With a venomous expression on his face, the Eugenics agent shouted.

“How dare you! Are you defending a national traitor! You are also guilty of treason!”

“Hans! Hans!”

The mother and children who collapsed and cried, the house that was turned upside down.

Similar things happened nationwide.

The cunning and vile ones reported to the SS people or rivals they hated or competed with.

The local party organizations that were looking for ways to show off their ‘public service’ by catching ‘rebels’ competed for loyalty by arresting people even on false reports.

“I’m not! There’s not a bit of lie... Aaah!”

“Cough, cough... Please...”

Of course, the higher party organizations were not completely stupid, so most of them were released. But the problem was the real ‘problematic’ ones and those who were somehow involved with them.

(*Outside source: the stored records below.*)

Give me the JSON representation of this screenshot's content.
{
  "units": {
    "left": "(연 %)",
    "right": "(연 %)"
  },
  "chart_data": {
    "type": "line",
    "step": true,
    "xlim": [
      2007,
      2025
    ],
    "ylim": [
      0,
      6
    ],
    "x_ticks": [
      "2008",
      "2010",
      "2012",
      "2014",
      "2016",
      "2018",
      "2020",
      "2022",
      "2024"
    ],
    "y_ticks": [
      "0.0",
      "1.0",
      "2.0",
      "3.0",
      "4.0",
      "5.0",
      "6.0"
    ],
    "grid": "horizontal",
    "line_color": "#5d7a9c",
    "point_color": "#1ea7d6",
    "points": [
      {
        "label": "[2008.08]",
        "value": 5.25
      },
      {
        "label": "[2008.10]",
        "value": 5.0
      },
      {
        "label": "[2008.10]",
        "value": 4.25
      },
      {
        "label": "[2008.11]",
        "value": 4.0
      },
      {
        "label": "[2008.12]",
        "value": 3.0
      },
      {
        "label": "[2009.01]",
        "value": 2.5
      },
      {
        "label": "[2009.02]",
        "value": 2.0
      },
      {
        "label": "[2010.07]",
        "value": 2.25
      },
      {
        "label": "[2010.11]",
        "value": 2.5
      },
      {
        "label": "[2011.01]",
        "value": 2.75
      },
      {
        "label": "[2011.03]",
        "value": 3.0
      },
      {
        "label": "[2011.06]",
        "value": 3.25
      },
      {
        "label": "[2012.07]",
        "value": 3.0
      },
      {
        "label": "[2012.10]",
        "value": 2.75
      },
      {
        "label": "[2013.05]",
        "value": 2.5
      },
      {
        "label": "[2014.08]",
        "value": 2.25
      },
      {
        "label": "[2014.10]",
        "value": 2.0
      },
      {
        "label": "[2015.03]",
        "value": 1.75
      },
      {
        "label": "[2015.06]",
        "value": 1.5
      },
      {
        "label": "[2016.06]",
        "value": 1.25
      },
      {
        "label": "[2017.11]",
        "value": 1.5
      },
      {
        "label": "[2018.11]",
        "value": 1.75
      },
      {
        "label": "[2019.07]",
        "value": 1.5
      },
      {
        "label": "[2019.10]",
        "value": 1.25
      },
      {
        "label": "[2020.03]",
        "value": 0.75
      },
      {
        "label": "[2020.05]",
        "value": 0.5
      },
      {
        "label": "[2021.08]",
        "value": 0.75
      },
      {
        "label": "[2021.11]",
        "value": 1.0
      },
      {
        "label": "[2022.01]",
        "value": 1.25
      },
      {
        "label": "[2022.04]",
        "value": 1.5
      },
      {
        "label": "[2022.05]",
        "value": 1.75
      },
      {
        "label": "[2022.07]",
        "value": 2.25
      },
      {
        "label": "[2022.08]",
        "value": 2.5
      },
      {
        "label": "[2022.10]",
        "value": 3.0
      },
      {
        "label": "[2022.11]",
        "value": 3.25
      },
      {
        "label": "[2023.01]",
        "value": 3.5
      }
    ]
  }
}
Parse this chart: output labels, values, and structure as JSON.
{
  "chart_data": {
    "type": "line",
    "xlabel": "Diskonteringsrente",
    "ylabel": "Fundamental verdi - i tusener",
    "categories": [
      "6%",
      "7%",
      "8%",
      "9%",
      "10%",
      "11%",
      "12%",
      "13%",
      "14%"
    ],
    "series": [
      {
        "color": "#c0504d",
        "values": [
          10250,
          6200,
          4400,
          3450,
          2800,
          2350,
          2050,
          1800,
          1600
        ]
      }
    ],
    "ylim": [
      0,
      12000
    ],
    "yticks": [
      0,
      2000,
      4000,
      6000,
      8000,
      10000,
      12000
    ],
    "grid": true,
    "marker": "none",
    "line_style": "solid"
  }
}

Those who were friendly with Jewish businessmen, or relatives of people who actually plotted anti-regime conspiracies, or those who had no evidence but seemed suspicious enough, were subjected to harsh interrogations.

The armed SS men who returned from the front line or guarded the labor camps, or the Gestapo who lost their leaders and became more venomous, showed no mercy to these people.

Many interrogators seemed to have lost some sense after being away from the ‘daily life’ of a modern state for too long.

The principles of modern criminal law, such as presumption of innocence and prohibition of torture against human beings, seemed like a distant country to them.

They copied what they did to prisoners in concentration camps, and those who could not withstand torture made ‘evidence’ themselves.

The tragedy repeated itself.

Various ‘evidence’ poured out.

Some stamped their fingerprints on confessions and ran away by selling out others who were arrested with them.

Some others indiscriminately named people they thought had pushed them.

The vicious cycle of torture and interrogation continued, and the snowball grew bigger.

***

“If you have nothing to hide, you have nothing to fear. Citizens! The fifth column, the red Jewish-Bolsheviks’ minions are hiding among us, but we will decisively annihilate them!”

Goebbels’ shrill voice burst out from radios and speakers.

The fifth column extermination operation seemed successful according to the Nazi regime’s standards.

Especially if their standard was to scare the people.

Thousands of people were arrested for being involved in the assassination plot against the Führer within the military.

Many more people were arrested and interrogated on suspicion of being involved in anti-regime conspiracies in various places.

Former and current generals of the Wehrmacht disappeared as a family unit, and no one knew where they went.

No, at least they pretended not to know.

“The enemy is always angry.”

“Yes? What did you say, my Führer?”

The Führer waved his hand weakly.

The SS men just bowed their heads and showed respect.

Now there was no one who could dare to raise a flag against the Führer.

Those who had enough guts and courage to do so were all taken away.

Those who broke down were released, and those who did not seem to do so were sent to some ‘problem solvers’ somewhere in the east of the Reich.

Of course, some of those who once received the Führer’s favor did not have such a cruel fate waiting for them.